Using Functional Binding to Observe in SwiftUI

Story

This week, my colleague asked me a question: how to observe user selection behaviors on SwiftUI's Picker?

This is a question came from real bussiness. Thus I think it worth to take me time to solve it.

The example code is as shown below and my colleague wanted to observe user's behaviors on selecting candidates of the Picker.

swift
import SwiftUI
let labels = ["One", "Two", "Three", "Four"]
struct ContentView: View {
var data = Array(labels.enumerated())
@State
var selection: Int = 0
var body: some View {
Picker("Picker", selection: $selection) {
ForEach(data, id: \.offset) { (_, label) in
Text(label)
}
}.pickerStyle(.inline)
}
}

Analysis

However, the meaning of "observe" varies over contexts:

  • It can mean the time that user gets its finger down to the picker.
  • It can mean the time that user gets its finger up from the picker.
  • It can mean the time that the code changes the value of $selection.

Each of these leads to different solutions.

Since SwiftUI controls can adopt style modifiers which change the appearance and behavior of a control, to achieve the goal that observing the first two kinds of user behaviors that I mentioned above may need deep customizations over the control itself.

But if you just want to observe the time that the code changes the value of $selection, you must try functional Binding.

"Wait! There is onChange(of:, perform:) modifier, why should I use what you called functional Binding?"

OK. We just have touched the key to my colleague's question: the timing of onChange(of:, perform:) is difficult to predict and control.

In my colleague's code, he triggers network request and user behavior observation with onChange(of: perform). But the callback of network request always comes about 30ms earlier than the callback of user behavior observation. This phenomenon is caused by SwiftUI's evaluation order. You can control the order by arranging the onChange(of:, perform:) modifiers on SwiftUI's View hierarchy in a fine-grained order.

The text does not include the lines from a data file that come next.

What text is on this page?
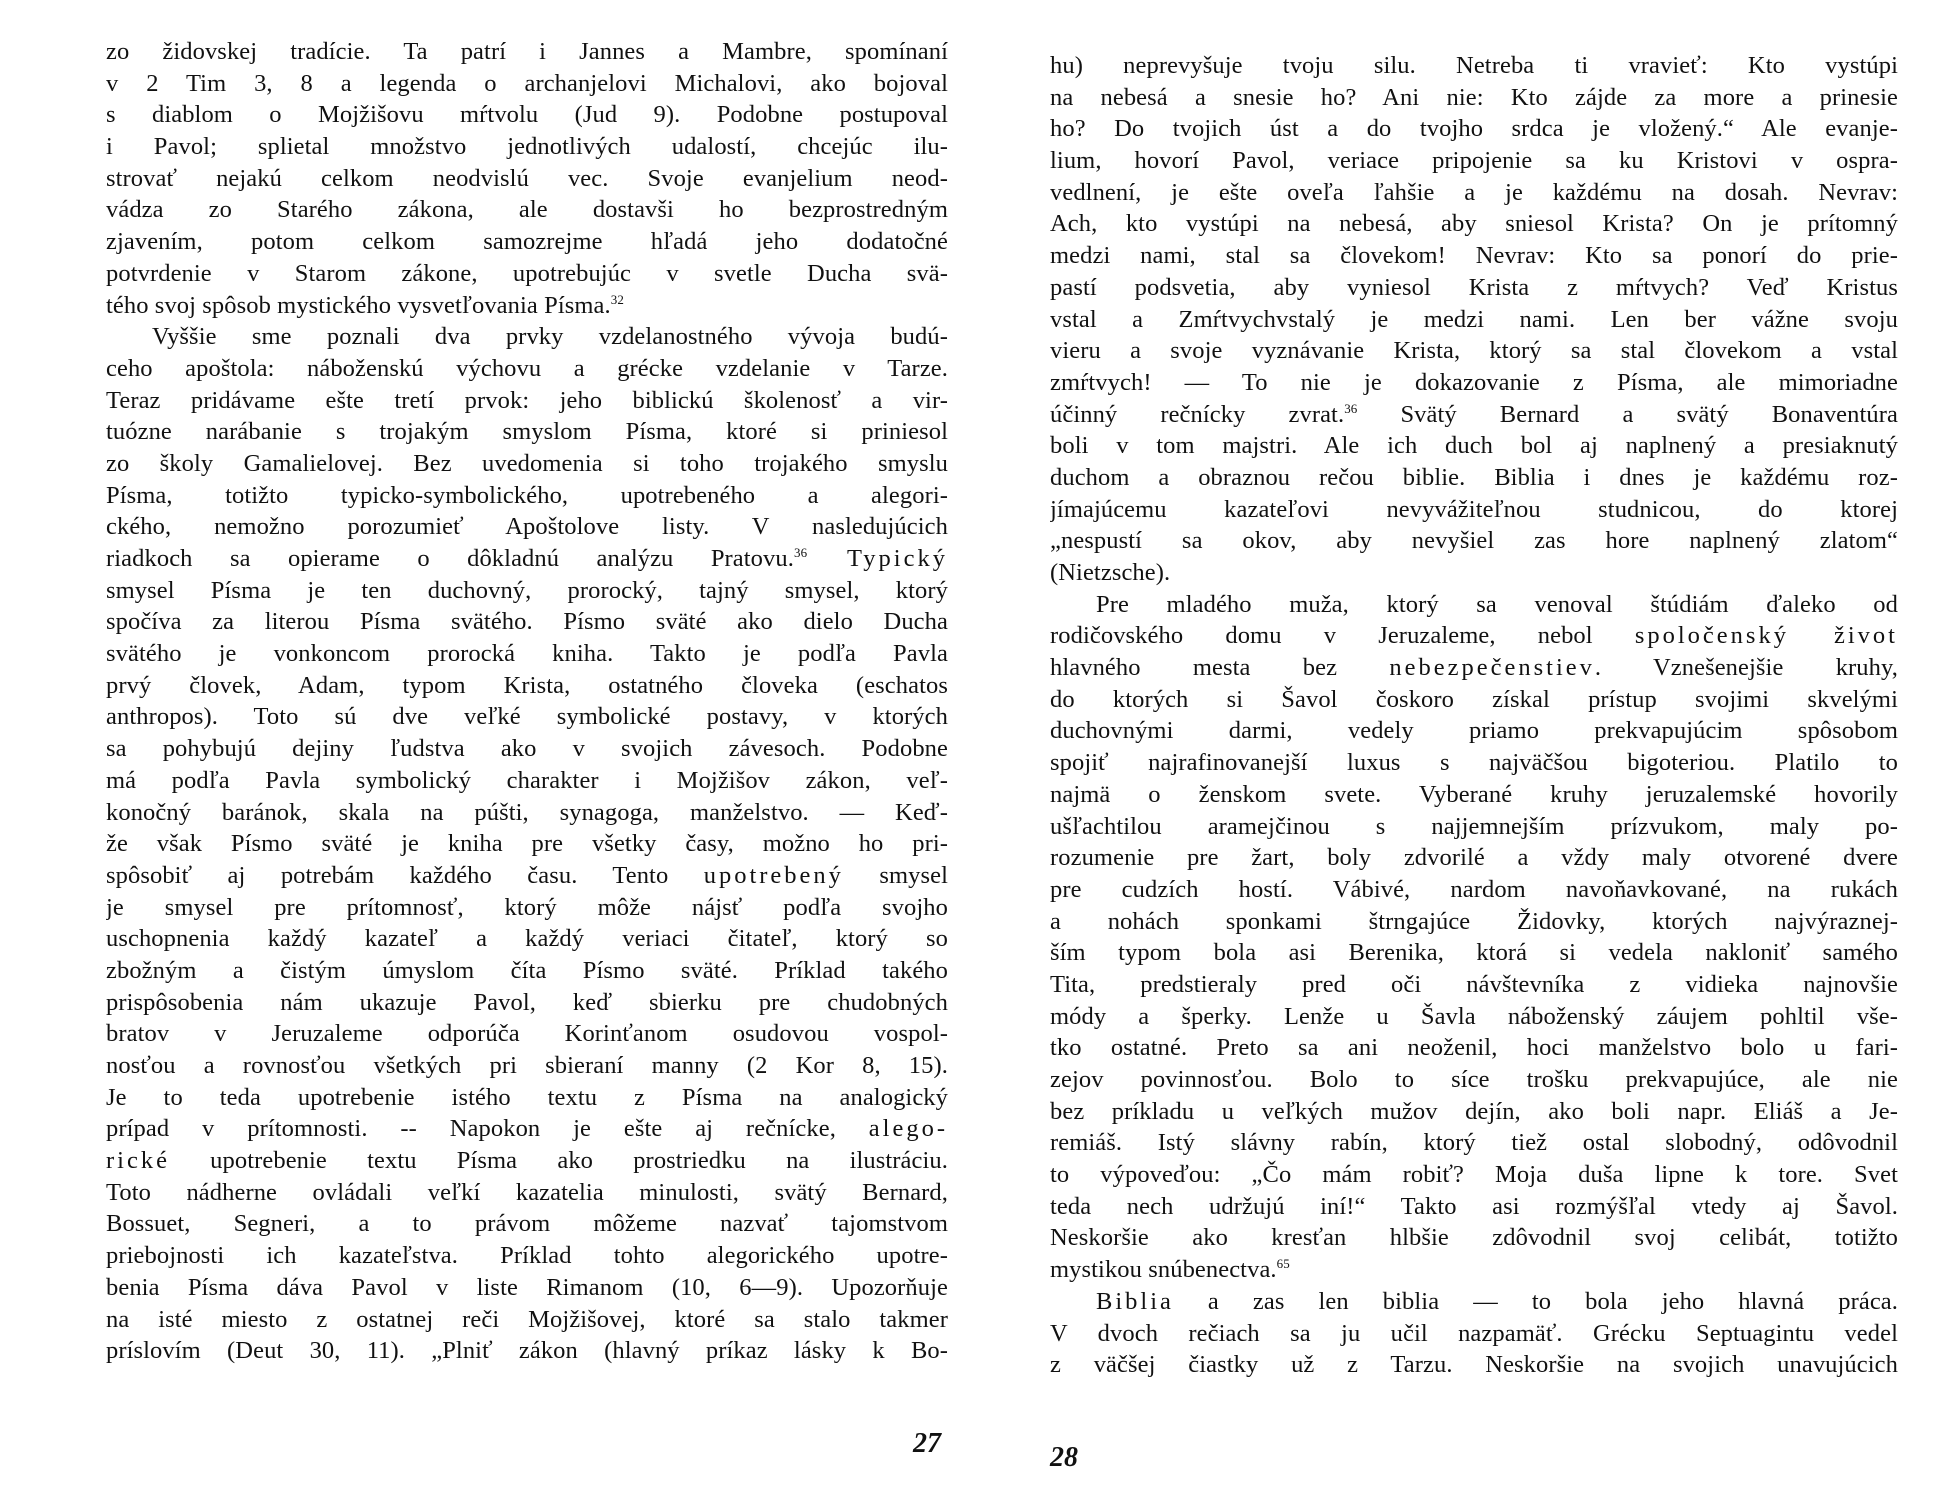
zo židovskej tradície. Ta patrí i Jannes a Mambre, spomínaní
v 2 Tim 3, 8 a legenda o archanjelovi Michalovi, ako bojoval
s diablom o Mojžišovu mŕtvolu (Jud 9). Podobne postupoval
i Pavol; splietal množstvo jednotlivých udalostí, chcejúc ilu-
strovať nejakú celkom neodvislú vec. Svoje evanjelium neod-
vádza zo Starého zákona, ale dostavši ho bezprostredným
zjavením, potom celkom samozrejme hľadá jeho dodatočné
potvrdenie v Starom zákone, upotrebujúc v svetle Ducha svä-
tého svoj spôsob mystického vysvetľovania Písma.$^{32}$
Vyššie sme poznali dva prvky vzdelanostného vývoja budú-
ceho apoštola: náboženskú výchovu a grécke vzdelanie v Tarze.
Teraz pridávame ešte tretí prvok: jeho biblickú školenosť a vir-
tuózne narábanie s trojakým smyslom Písma, ktoré si priniesol
zo školy Gamalielovej. Bez uvedomenia si toho trojakého smyslu
Písma, totižto typicko-symbolického, upotrebeného a alegori-
ckého, nemožno porozumieť Apoštolove listy. V nasledujúcich
riadkoch sa opierame o dôkladnú analýzu Pratovu.$^{36}$ Typický
smysel Písma je ten duchovný, prorocký, tajný smysel, ktorý
spočíva za literou Písma svätého. Písmo sväté ako dielo Ducha
svätého je vonkoncom prorocká kniha. Takto je podľa Pavla
prvý človek, Adam, typom Krista, ostatného človeka (eschatos
anthropos). Toto sú dve veľké symbolické postavy, v ktorých
sa pohybujú dejiny ľudstva ako v svojich závesoch. Podobne
má podľa Pavla symbolický charakter i Mojžišov zákon, veľ-
konočný baránok, skala na púšti, synagoga, manželstvo. — Keď-
že však Písmo sväté je kniha pre všetky časy, možno ho pri-
spôsobiť aj potrebám každého času. Tento upotrebený smysel
je smysel pre prítomnosť, ktorý môže nájsť podľa svojho
uschopnenia každý kazateľ a každý veriaci čitateľ, ktorý so
zbožným a čistým úmyslom číta Písmo sväté. Príklad takého
prispôsobenia nám ukazuje Pavol, keď sbierku pre chudobných
bratov v Jeruzaleme odporúča Korinťanom osudovou vospol-
nosťou a rovnosťou všetkých pri sbieraní manny (2 Kor 8, 15).
Je to teda upotrebenie istého textu z Písma na analogický
prípad v prítomnosti. -- Napokon je ešte aj rečnícke, alego-
rické upotrebenie textu Písma ako prostriedku na ilustráciu.
Toto nádherne ovládali veľkí kazatelia minulosti, svätý Bernard,
Bossuet, Segneri, a to právom môžeme nazvať tajomstvom
priebojnosti ich kazateľstva. Príklad tohto alegorického upotre-
benia Písma dáva Pavol v liste Rimanom (10, 6—9). Upozorňuje
na isté miesto z ostatnej reči Mojžišovej, ktoré sa stalo takmer
príslovím (Deut 30, 11). „Plniť zákon (hlavný príkaz lásky k Bo-
27
hu) neprevyšuje tvoju silu. Netreba ti vravieť: Kto vystúpi
na nebesá a snesie ho? Ani nie: Kto zájde za more a prinesie
ho? Do tvojich úst a do tvojho srdca je vložený.“ Ale evanje-
lium, hovorí Pavol, veriace pripojenie sa ku Kristovi v ospra-
vedlnení, je ešte oveľa ľahšie a je každému na dosah. Nevrav:
Ach, kto vystúpi na nebesá, aby sniesol Krista? On je prítomný
medzi nami, stal sa človekom! Nevrav: Kto sa ponorí do prie-
pastí podsvetia, aby vyniesol Krista z mŕtvych? Veď Kristus
vstal a Zmŕtvychvstalý je medzi nami. Len ber vážne svoju
vieru a svoje vyznávanie Krista, ktorý sa stal človekom a vstal
zmŕtvych! — To nie je dokazovanie z Písma, ale mimoriadne
účinný rečnícky zvrat.$^{36}$ Svätý Bernard a svätý Bonaventúra
boli v tom majstri. Ale ich duch bol aj naplnený a presiaknutý
duchom a obraznou rečou biblie. Biblia i dnes je každému roz-
jímajúcemu kazateľovi nevyvážiteľnou studnicou, do ktorej
„nespustí sa okov, aby nevyšiel zas hore naplnený zlatom“
(Nietzsche).
Pre mladého muža, ktorý sa venoval štúdiám ďaleko od
rodičovského domu v Jeruzaleme, nebol spoločenský život
hlavného mesta bez nebezpečenstiev. Vznešenejšie kruhy,
do ktorých si Šavol čoskoro získal prístup svojimi skvelými
duchovnými darmi, vedely priamo prekvapujúcim spôsobom
spojiť najrafinovanejší luxus s najväčšou bigoteriou. Platilo to
najmä o ženskom svete. Vyberané kruhy jeruzalemské hovorily
ušľachtilou aramejčinou s najjemnejším prízvukom, maly po-
rozumenie pre žart, boly zdvorilé a vždy maly otvorené dvere
pre cudzích hostí. Vábivé, nardom navoňavkované, na rukách
a nohách sponkami štrngajúce Židovky, ktorých najvýraznej-
ším typom bola asi Berenika, ktorá si vedela nakloniť samého
Tita, predstieraly pred oči návštevníka z vidieka najnovšie
módy a šperky. Lenže u Šavla náboženský záujem pohltil vše-
tko ostatné. Preto sa ani neoženil, hoci manželstvo bolo u fari-
zejov povinnosťou. Bolo to síce trošku prekvapujúce, ale nie
bez príkladu u veľkých mužov dejín, ako boli napr. Eliáš a Je-
remiáš. Istý slávny rabín, ktorý tiež ostal slobodný, odôvodnil
to výpoveďou: „Čo mám robiť? Moja duša lipne k tore. Svet
teda nech udržujú iní!“ Takto asi rozmýšľal vtedy aj Šavol.
Neskoršie ako kresťan hlbšie zdôvodnil svoj celibát, totižto
mystikou snúbenectva.$^{65}$
Biblia a zas len biblia — to bola jeho hlavná práca.
V dvoch rečiach sa ju učil nazpamäť. Grécku Septuagintu vedel
z väčšej čiastky už z Tarzu. Neskoršie na svojich unavujúcich
28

But we are engineering -- we cannot make the position to put modifiers to be coupled with SwiftUI's View evalution order!

Solution

To solve this problem, I suggest my colleague to wrap $selection with a Binding by initializing with the following initializer:

swift
public struct Binding<Value> {
public init(
get: @escaping () -> Value,
set: @escaping (Value, Transaction) -> Void
)
}

This is what I mentioned functional Binding.

Here is a use case of the initializer by combining the demo code I showned at the beginning of the post:

swift
struct ContentView: View {
// ...
var selectionBinding: Binding<Int> {
Binding(
get: {
$selection.wrappedValue
},
set: { (newValue, tnx) in
// call `.transaction` to make use of the incomming
// `tnx : Transaction` object.
$selection.transaction(tnx).wrappedValue = newValue
observeSelectionChange()
}
)
}
func observeSelectionChange() {
// do what you want to do
}
var body: some View {
Picker("Picker", selection: selectionBinding) {
ForEach(data, id: \.offset) { (_, label) in
Text(label)
}
}.pickerStyle(.inline)
}
}

In observeSelectionChange function you can organize your logics on user behavior observation.

Conclusion

Here is a couple of reasons why I recommend this way of user behavior observation:

  • SwiftUI is driven by value changes. This means that value changes are ubiquitous in a running SwiftUI program to offer a lot of observation points.

  • Binding is more powerful than what you thought. It supports projection with key-paths and collection subscripts which enables developers to conducts partial value changes to a control or a View. This means that for Apple shipped SwiftUI controls and well-designed third-party SwiftUI controls you can observe all value changes conducted with these Bindings by wrapping a functional Binding.

  • Binding can observe all kinds of changes that can drive SwiftUI to update View contents. In contrast, onChange(of:, perform:) requires developers to observe over Equatable values. But there are types that are not of Equatable but also able to drive SwiftUI to update View contents. Here is one example: closures.

  • In a functional Binding you can choose whether to observe before or after the value change and control the order of actions that triggerred by the value change.